Ticket cache: FILE:/tmp/krb5cc_54321
Default principal: USER1@TESTLAB.COM
Valid starting Expires Service principal
12/15/21 06:07:06 12/15/21 16:07:06 krbtgt/TESTLAB.COM@TESTLAB.COM
renew until 12/16/21 06:07:06
[oracle@db ~]$
  7. To login to the Oracle database, run the following command:
    sqlplus /@<database_name>
  8. Press ENTER. The SQL prompt appears.
  9. To verify the authentication method, run the following command:
    select sys_context('USERENV','AUTHENTICATION_METHOD') from dual;
  10. Press ENTER. The command displays the authentication method.
    select sys_context('USERENV','AUTHENTICATION_METHOD') from dual;
SYS_CONTEXT('USERENV','AUTHENTICATION_METHOD')
--------------------------------------------------------------------------------
KERBEROS
  11. To view the user, run the following command:
    select user from dual;
  12. Execute a sample protect operation.
    SQL> select pty.ins_encrypt('AES128', 'Original data', 0) from dual;
PTY.INS_ENCRYPT('AES128','ORIGINALDATA',0)
--------------------------------------------------------------------------------
3713D5C1E058701568115B28885707CA
SQL>
  13. Execute a sample unprotect operation.
    SQL> select pty.sel_decrypt('AES128', pty.ins_encrypt('AES128', 'Protegrity', 0) , 0) from dual;
PTY.SEL_DECRYPT('AES128',PTY.INS_ENCRYPT('AES128','PROTEGRITY',0),0)
--------------------------------------------------------------------------------
Protegrity
SQL>

Retrieving User Information

This section describes how to use the AUTHENTICATED_IDENTITY parameter to retrieve the information of an enterprise user.

To fetch the information of an enterprise user, run the following query:

select sys_context( 'userenv', 'AUTHENTICATED_IDENTITY' ) from dual;

Note: The AUTHENTICATED_IDENTITY parameter contains the information of the enterprise user and returns the identity that is used in the authentication.
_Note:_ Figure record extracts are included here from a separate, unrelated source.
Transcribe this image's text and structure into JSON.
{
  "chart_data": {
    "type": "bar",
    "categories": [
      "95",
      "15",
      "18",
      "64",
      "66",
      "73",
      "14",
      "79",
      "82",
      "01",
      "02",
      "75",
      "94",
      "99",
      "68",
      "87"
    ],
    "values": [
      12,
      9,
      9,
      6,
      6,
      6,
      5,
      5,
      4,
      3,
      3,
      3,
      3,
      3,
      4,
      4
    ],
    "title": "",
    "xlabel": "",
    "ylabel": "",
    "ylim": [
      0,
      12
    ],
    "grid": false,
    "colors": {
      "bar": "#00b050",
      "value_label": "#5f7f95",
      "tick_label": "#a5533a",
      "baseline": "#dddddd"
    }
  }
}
6 - Uninstalling the Oracle Database Protector

The process to uninstall the Oracle Database Protector involves the following steps:

  1. Dropping the User Defined Functions.
  2. Uninstalling the RPAgent.
  3. Uninstalling the Log Forwarder.

Dropping the User Defined Functions

  1. Log in to the Oracle Database server using the same account used to create the UDFs.
  2. Navigate to the /opt/protegrity/databaseprotector/oracle/sqlscripts/ directory.
  3. To drop the UDFs, run the following command:
    sqlplus USER1/Password1 @dropobjects.sql

Uninstalling the RPAgent

Before uninstalling the RPAgent, Protegrity recommends creating a backup.

  1. Log in to the Oracle Database server.
  2. Navigate to the /opt/protegrity/rpagent/data directory.
  3. To stop the RPAgent, run the following command:
    rpagentctrl stop
  4. Delete the rpagent directory.

Uninstalling the Log Forwarder

Before uninstalling the Log Forwarder, Protegrity recommends creating a backup.

  1. Log in to the Oracle Database server.
  2. Navigate to the /opt/protegrity/logforwarder/data directory.
  3. To stop the RPAgent, run the following command:
    logforwarderctrl stop
  4. Delete the logforwarder directory.